The infrastructure of Simon’s Town has largely protected penguins from natural predators like caracals and leopards and allowed them to flourish in the urban environment. Penguin Town makes good use of that environment, delighting in the novelty of penguins waddling around people’s homes and using the benevolence of human “giants” as a deus ex machina.
Just because the penguins of Simon’s Town have found a home, however, doesn’t mean they’ve achieved total safety. Penguins, ludicrous, portly little weirdos that they are, are natural targets for agile predators on high-fat diets. Every nature documentary that covers penguins faces a choice as to whether to depict the grim realities of the food chain or to spare its viewers the prospect of a black, white, and red all over massacre. Penguin Town, thankfully, opts for the sanitized version.

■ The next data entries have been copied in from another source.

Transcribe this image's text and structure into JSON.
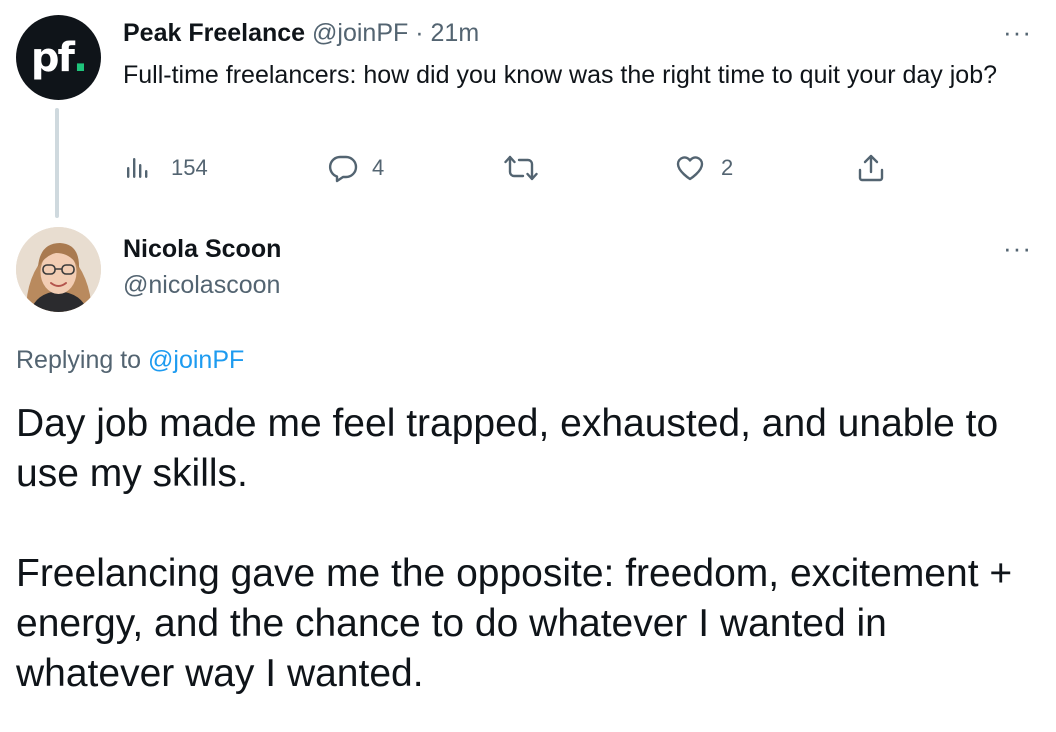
{
  "parent_tweet": {
    "avatar_text": "pf",
    "avatar_dot": ".",
    "name": "Peak Freelance",
    "handle": "@joinPF",
    "separator": "·",
    "time": "21m",
    "text": "Full-time freelancers: how did you know was the right time to quit your day job?",
    "more_label": "···",
    "actions": {
      "views": "154",
      "replies": "4",
      "retweets": "",
      "likes": "2"
    }
  },
  "reply": {
    "name": "Nicola Scoon",
    "handle": "@nicolascoon",
    "more_label": "···",
    "replying_prefix": "Replying to",
    "replying_to": "@joinPF",
    "paragraphs": [
      "Day job made me feel trapped, exhausted, and unable to use my skills.",
      "Freelancing gave me the opposite: freedom, excitement + energy, and the chance to do whatever I wanted in whatever way I wanted."
    ]
  },
  "colors": {
    "text": "#0f1419",
    "secondary": "#536471",
    "link": "#1d9bf0",
    "thread_line": "#cfd9de",
    "pf_dot": "#1fc47b"
  }
}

“I know just from the comments I’ve seen online that nobody wants to see anything bad happen to a penguin. I think with the year we’ve all had, we need a feel-good story, and this is it,” Christos says.
Penguin Town isn’t without drama. Some birds go conspicuously missing, while others deal with a crew of penguin bullies that the doc dubs “The Car Park Gang.” But for the most part, everything is beautiful and nothing hurts in Penguin Town.

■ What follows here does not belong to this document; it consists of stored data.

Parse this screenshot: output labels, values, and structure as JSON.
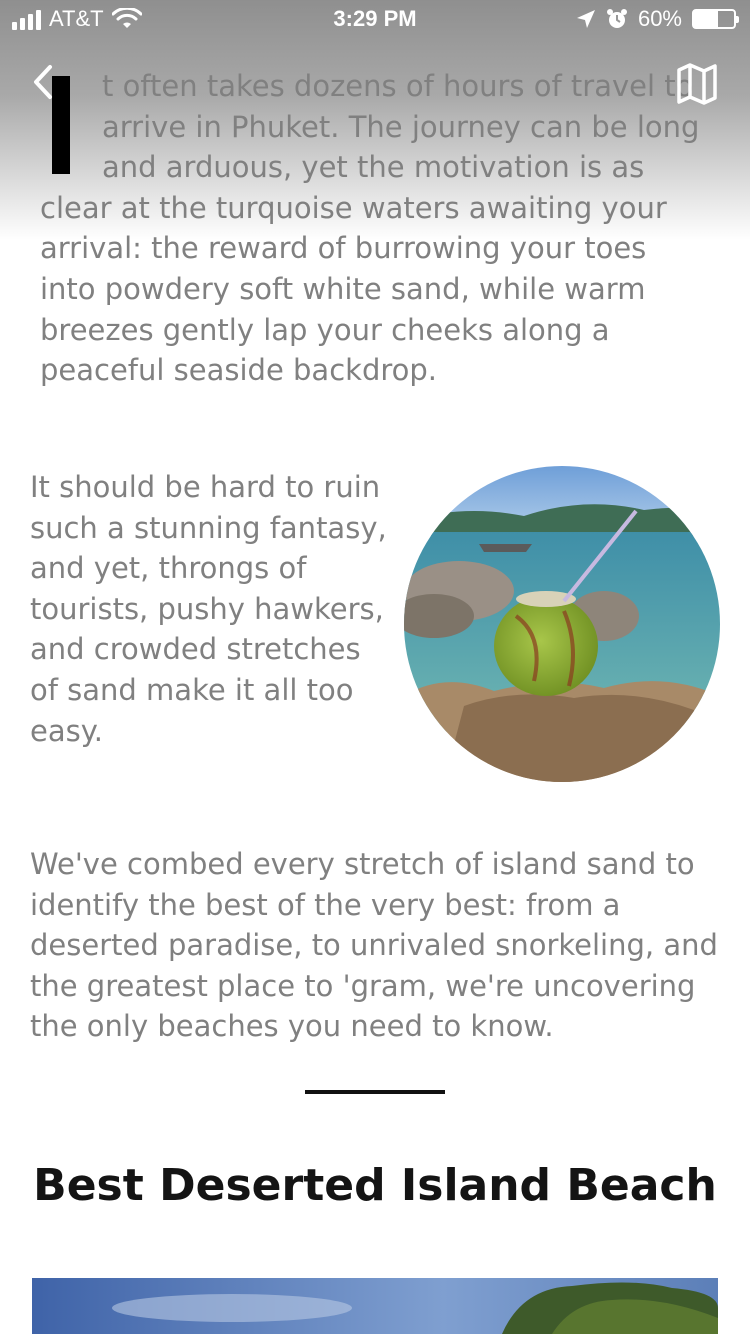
{
  "status_bar": {
    "carrier": "AT&T",
    "time": "3:29 PM",
    "battery_percent": "60%",
    "battery_level": 0.6
  },
  "nav": {
    "back_icon": "chevron-left-icon",
    "map_icon": "map-icon"
  },
  "article": {
    "intro_drop_cap": "I",
    "intro_text": "t often takes dozens of hours of travel to arrive in Phuket. The journey can be long and arduous, yet the motivation is as clear at the turquoise waters awaiting your arrival: the reward of burrowing your toes into powdery soft white sand, while warm breezes gently lap your cheeks along a peaceful seaside backdrop.",
    "paragraph_2": "It should be hard to ruin such a stunning fantasy, and yet, throngs of tourists, pushy hawkers, and crowded stretches of sand make it all too easy.",
    "paragraph_3": "We've combed every stretch of island sand to identify the best of the very best: from a deserted paradise, to unrivaled snorkeling, and the greatest place to 'gram, we're uncovering the only beaches you need to know.",
    "section_title": "Best Deserted Island Beach"
  },
  "colors": {
    "body_text": "#808080",
    "heading": "#141414",
    "accent_black": "#000000"
  }
}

That’s partly because the documentary cast a wide net to find the most intriguing wildlife stories possible. Christos and her team started by monitoring 80 different nests across the city, then followed those nests every day for juicy penguin drama, before narrowing them down to five particularly charismatic penguin families. Patton Oswalt’s narration gives the penguin clans unique names to better keep up with them, many of which come from the filmmakers themselves.
“We were putting little postcards on the wall saying, ‘Family 1 did this. Family 2 did this’ and naming the different penguins. Not all of those names make it into the show, but most of them did, which is really exciting,” Christos says.
Though viewers are mostly spared from nature’s cruelty, filmmakers were exposed to the good, the bad, and the ugly of penguin life while following dozens of the birds. Once the documentary was complete, production arranged for signs to be placed around parking lots and streets reminding human giants to be mindful of their penguin neighbors.
“Bad things happen to penguins all the time, that’s why they’re endangered,” Christos says. “(In Simon’s Town) penguins keep getting under cars, they walk across roads, and they’re difficult to see. So (the signs say) ‘Look under your car, be careful of penguins crossing the roads.’ Just to create a little bit more awareness in the area.”
Netflix should spring to have those signs placed in cities around the world – not because there’s a threat of encountering a penguin in North America, it’s just nice to be reminded that they exist.
All eight episodes of Penguin Town are available to stream on Netflix now.